The size can be accessed directly using getSize :: Gen Int but usually a neater approach is to use the combinator sized :: (Int -> Gen a) -> Gen which turns a size-dependent generator into an ordinary one. A good generator respects the size parameter, so our list generator is more idiomatically written as:

list4 :: Gen a -> Gen [a]
list4 g = sized $ \n -> chooseInt (0, n) >>= go
  where
    go 0 = pure []
    go n = (:) <$> g <*> go (n - 1)

This is essentially the definition of listOf in QuickCheck (where go is known as vectorOf).

Shrinking

Suppose we define our own type of pairs with an instance of Arbitrary:

data Pair a b = Pair a b
  deriving (Show)

instance (Arbitrary a, Arbitrary b) => Arbitrary (Pair a b) where
  arbitrary = Pair <$> arbitrary <*> arbitrary

We can now define a version of commutativity for (++) that takes the input as a Pair:

prop_appendCommutative' :: Pair [Integer] [Integer] -> Bool
prop_appendCommutative' (Pair xs ys) = xs ++ ys == ys ++ xs

QuickCheck still finds a counterexample. A possible output is:

> quickCheck prop_appendCommutative'
*** Failed! Falsified (after 5 tests):
Pair [-2,1,3,-2] [-4,4,-1,2]

However, the counterexample is not as simple as the counterexample to our original property. Running quickCheck multiple times will reveal that prop_appendCommutative consistently produces small counterexamples while prop_appendCommutative' produces counterexamples of various sizes.

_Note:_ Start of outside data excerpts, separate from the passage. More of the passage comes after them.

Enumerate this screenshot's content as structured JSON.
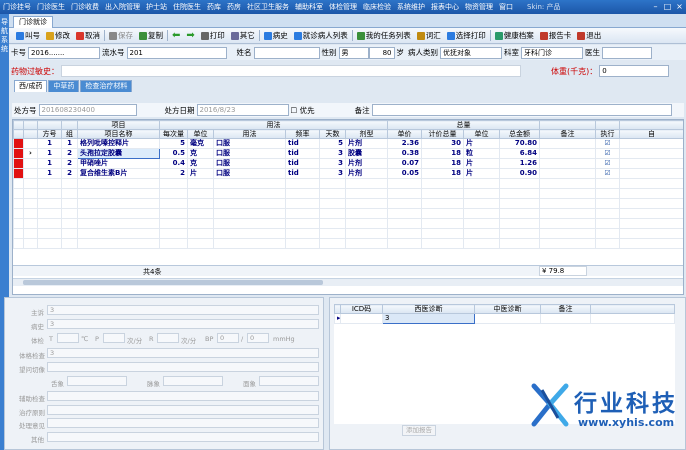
{
  "top_menu": [
    "门诊挂号",
    "门诊医生",
    "门诊收费",
    "出入院管理",
    "护士站",
    "住院医生",
    "药库",
    "药房",
    "社区卫生服务",
    "辅助科室",
    "体检管理",
    "临床检验",
    "系统维护",
    "报表中心",
    "物资管理",
    "窗口"
  ],
  "window_title_small": "Skin: 产品",
  "left_strip": "导航系统",
  "tab_main": "门诊就诊",
  "toolbar": {
    "items": [
      "叫号",
      "修改",
      "取消",
      "保存",
      "复制",
      "",
      "打印",
      "其它",
      "病史",
      "就诊病人列表",
      "我的任务列表",
      "词汇",
      "选择打印",
      "健康档案",
      "报告卡",
      "退出"
    ]
  },
  "patient": {
    "card_label": "卡号",
    "card_value": "2016.......",
    "serial_label": "流水号",
    "serial_value": "201",
    "name_label": "姓名",
    "name_value": "",
    "sex_label": "性别",
    "sex_value": "男",
    "age_value": "80",
    "age_unit": "岁",
    "category_label": "病人类别",
    "category_value": "优抚对象",
    "dept_label": "科室",
    "dept_value": "牙科门诊",
    "doctor_label": "医生",
    "doctor_value": ""
  },
  "allergy_label": "药物过敏史：",
  "weight_label": "体重(千克)：",
  "weight_value": "0",
  "sub_tabs": [
    "西/成药",
    "中草药",
    "检查治疗材料"
  ],
  "prescription": {
    "no_label": "处方号",
    "no_value": "201608230400",
    "date_label": "处方日期",
    "date_value": "2016/8/23",
    "priority_label": "优先",
    "note_label": "备注"
  },
  "grid": {
    "group_headers": {
      "project": "项目",
      "usage": "用法",
      "total": "总量"
    },
    "columns": [
      "方号",
      "组",
      "项目名称",
      "每次量",
      "单位",
      "用法",
      "频率",
      "天数",
      "剂型",
      "单价",
      "计价总量",
      "单位",
      "总金额",
      "备注",
      "执行",
      "自"
    ],
    "rows": [
      {
        "no": "1",
        "group": "1",
        "name": "格列吡嗪控释片",
        "dose": "5",
        "unit": "毫克",
        "route": "口服",
        "freq": "tid",
        "days": "5",
        "form": "片剂",
        "price": "2.36",
        "qty": "30",
        "qunit": "片",
        "amount": "70.80",
        "exec": "☑"
      },
      {
        "no": "1",
        "group": "2",
        "name": "头孢拉定胶囊",
        "dose": "0.5",
        "unit": "克",
        "route": "口服",
        "freq": "tid",
        "days": "3",
        "form": "胶囊",
        "price": "0.38",
        "qty": "18",
        "qunit": "粒",
        "amount": "6.84",
        "exec": "☑"
      },
      {
        "no": "1",
        "group": "2",
        "name": "甲硝唑片",
        "dose": "0.4",
        "unit": "克",
        "route": "口服",
        "freq": "tid",
        "days": "3",
        "form": "片剂",
        "price": "0.07",
        "qty": "18",
        "qunit": "片",
        "amount": "1.26",
        "exec": "☑"
      },
      {
        "no": "1",
        "group": "2",
        "name": "复合维生素B片",
        "dose": "2",
        "unit": "片",
        "route": "口服",
        "freq": "tid",
        "days": "3",
        "form": "片剂",
        "price": "0.05",
        "qty": "18",
        "qunit": "片",
        "amount": "0.90",
        "exec": "☑"
      }
    ],
    "footer_count": "共4条",
    "footer_total": "¥ 79.8"
  },
  "medical_record": {
    "chief": "主诉",
    "chief_value": "3",
    "history": "病史",
    "history_value": "3",
    "vitals_label": "体检",
    "T": "T",
    "T_unit": "℃",
    "P": "P",
    "P_unit": "次/分",
    "R": "R",
    "R_unit": "次/分",
    "BP": "BP",
    "BP_unit": "mmHg",
    "vitals_placeholder": "0",
    "exam": "体格检查",
    "exam_value": "3",
    "diag_history": "望问切像",
    "fields_row": [
      "舌象",
      "脉象",
      "面象"
    ],
    "aux": "辅助检查",
    "treat": "治疗原则",
    "handle": "处理意见",
    "other": "其他"
  },
  "diagnosis": {
    "columns": [
      "ICD码",
      "西医诊断",
      "中医诊断",
      "备注"
    ],
    "row": {
      "icd": "",
      "western": "3",
      "tcm": "",
      "note": ""
    },
    "button": "添加报告"
  },
  "watermark": {
    "cn": "行业科技",
    "en": "www.xyhis.com"
  },
  "colors": {
    "menu_bg": "#1c56a8",
    "accent": "#3b7fd0",
    "row_text": "#000080",
    "marker": "#e11111",
    "watermark": "#2a6fc9"
  }
}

The secret ingredient is shrinking. The Arbitrary type class also defines a member shrink :: a -> [a] which takes a value and produces a list of shrinks, i.e. "slightly smaller" values. The idea is that if x is a counterexample to some property then any of the elements in the list shrink x could also be counterexamples.

When QuickCheck finds a counterexample x it tests the property for each shrink of x. If that result in another, by definition simpler, counterexample the process repeats recursively until the (locally) simplest counterexample is reached.

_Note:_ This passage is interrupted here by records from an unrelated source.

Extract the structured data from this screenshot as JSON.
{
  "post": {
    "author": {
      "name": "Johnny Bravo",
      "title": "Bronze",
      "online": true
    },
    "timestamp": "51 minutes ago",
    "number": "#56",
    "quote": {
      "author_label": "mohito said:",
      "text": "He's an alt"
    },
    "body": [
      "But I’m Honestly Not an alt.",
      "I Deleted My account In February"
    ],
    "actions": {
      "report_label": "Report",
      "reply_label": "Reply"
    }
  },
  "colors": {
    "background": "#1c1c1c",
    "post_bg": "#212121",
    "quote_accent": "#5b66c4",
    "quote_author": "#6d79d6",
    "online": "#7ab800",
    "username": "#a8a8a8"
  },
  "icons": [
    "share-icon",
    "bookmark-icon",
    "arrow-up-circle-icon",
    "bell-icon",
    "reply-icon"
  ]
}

For a value Pair x y a natural notion of "slighty smaller" is a pair which is slightly smaller in either the first component or the second component. The complete Arbitrary instance is thus:

instance (Arbitrary a, Arbitrary b) => Arbitrary (Pair a b) where
  arbitrary = Pair <$> arbitrary <*> arbitrary

  shrink (Pair x y) = [Pair x' y | x' <- shrink x] ++ [Pair x y' | y' <- shrink y]

Why not shrink both components simultaneously? Well, suppose x' is slighty smaller than x and y' is slightly smaller than y. Then Pair x' y' is slightly smaller than Pair x y' (or Pair x' y) which in turn is slightly smaller than Pair x y so assuming that either Pair x y' or Pair x' y is also a counterexample the process would reach Pair x' y' in two steps. In general, there is a trade-off between efficiency (i.e. not producing too many shrinks) and likelihood of finding the very simplest counterexample.

Tasty QuickCheck

The Tasty testing framework has support for QuickCheck via the package tasty-quickcheck. For example, testProperties "properties" props is a simple test tree, given props :: [(String, Property)].

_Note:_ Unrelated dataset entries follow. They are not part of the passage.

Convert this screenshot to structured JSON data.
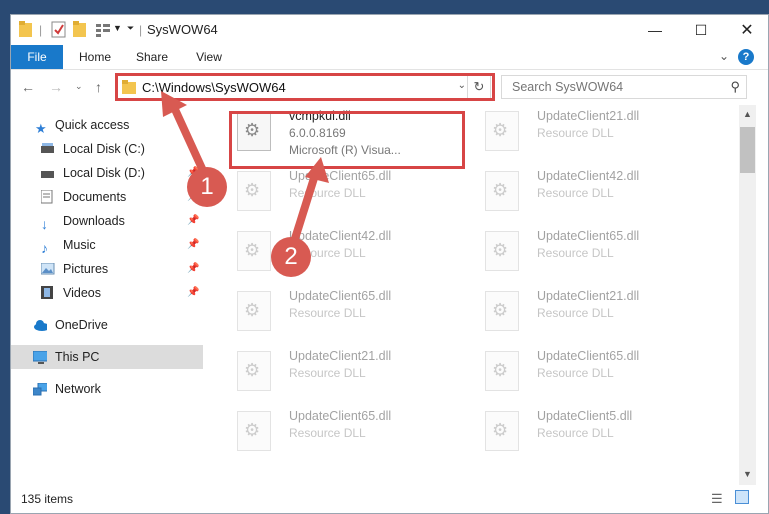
{
  "window": {
    "title": "SysWOW64",
    "minimize_icon": "minimize-icon",
    "maximize_icon": "maximize-icon",
    "close_icon": "close-icon"
  },
  "ribbon": {
    "tabs": [
      "File",
      "Home",
      "Share",
      "View"
    ]
  },
  "navbar": {
    "back_icon": "back-arrow-icon",
    "forward_icon": "forward-arrow-icon",
    "recent_icon": "chevron-down-icon",
    "up_icon": "up-arrow-icon",
    "address": "C:\\Windows\\SysWOW64",
    "search_placeholder": "Search SysWOW64"
  },
  "sidebar": {
    "items": [
      {
        "label": "Quick access",
        "icon": "star-icon",
        "pinned": false
      },
      {
        "label": "Local Disk (C:)",
        "icon": "drive-icon",
        "pinned": true
      },
      {
        "label": "Local Disk (D:)",
        "icon": "drive-icon",
        "pinned": true
      },
      {
        "label": "Documents",
        "icon": "documents-icon",
        "pinned": true
      },
      {
        "label": "Downloads",
        "icon": "downloads-icon",
        "pinned": true
      },
      {
        "label": "Music",
        "icon": "music-icon",
        "pinned": true
      },
      {
        "label": "Pictures",
        "icon": "pictures-icon",
        "pinned": true
      },
      {
        "label": "Videos",
        "icon": "videos-icon",
        "pinned": true
      },
      {
        "label": "OneDrive",
        "icon": "cloud-icon",
        "pinned": false
      },
      {
        "label": "This PC",
        "icon": "computer-icon",
        "pinned": false,
        "selected": true
      },
      {
        "label": "Network",
        "icon": "network-icon",
        "pinned": false
      }
    ]
  },
  "files": [
    {
      "name": "vcmpkui.dll",
      "line2": "6.0.0.8169",
      "line3": "Microsoft (R) Visua...",
      "highlighted": true
    },
    {
      "name": "UpdateClient21.dll",
      "line2": "Resource DLL"
    },
    {
      "name": "UpdateClient65.dll",
      "line2": "Resource DLL"
    },
    {
      "name": "UpdateClient42.dll",
      "line2": "Resource DLL"
    },
    {
      "name": "UpdateClient42.dll",
      "line2": "Resource DLL"
    },
    {
      "name": "UpdateClient65.dll",
      "line2": "Resource DLL"
    },
    {
      "name": "UpdateClient65.dll",
      "line2": "Resource DLL"
    },
    {
      "name": "UpdateClient21.dll",
      "line2": "Resource DLL"
    },
    {
      "name": "UpdateClient21.dll",
      "line2": "Resource DLL"
    },
    {
      "name": "UpdateClient65.dll",
      "line2": "Resource DLL"
    },
    {
      "name": "UpdateClient65.dll",
      "line2": "Resource DLL"
    },
    {
      "name": "UpdateClient5.dll",
      "line2": "Resource DLL"
    }
  ],
  "status": {
    "item_count": "135 items"
  },
  "annotations": {
    "step1": "1",
    "step2": "2",
    "color": "#d74545"
  }
}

This test tree exposes options for Tasty on the command line. For example, to control the number of tests we can run

$ cabal test --test-option --quickcheck-tests=10000

Testing stateful systems

The examples above assume that we are testing a pure function where properties involve a relationship between the inputs and outputs of the function. Regrettably however, many computer systems are stateful - they encapsulate some internal data, which is modified in response to commands, and divulges information in response to requests. A network service a clean example of a stateful system, but even a conventional mutable data structure, such as a resizable array, fits the definition.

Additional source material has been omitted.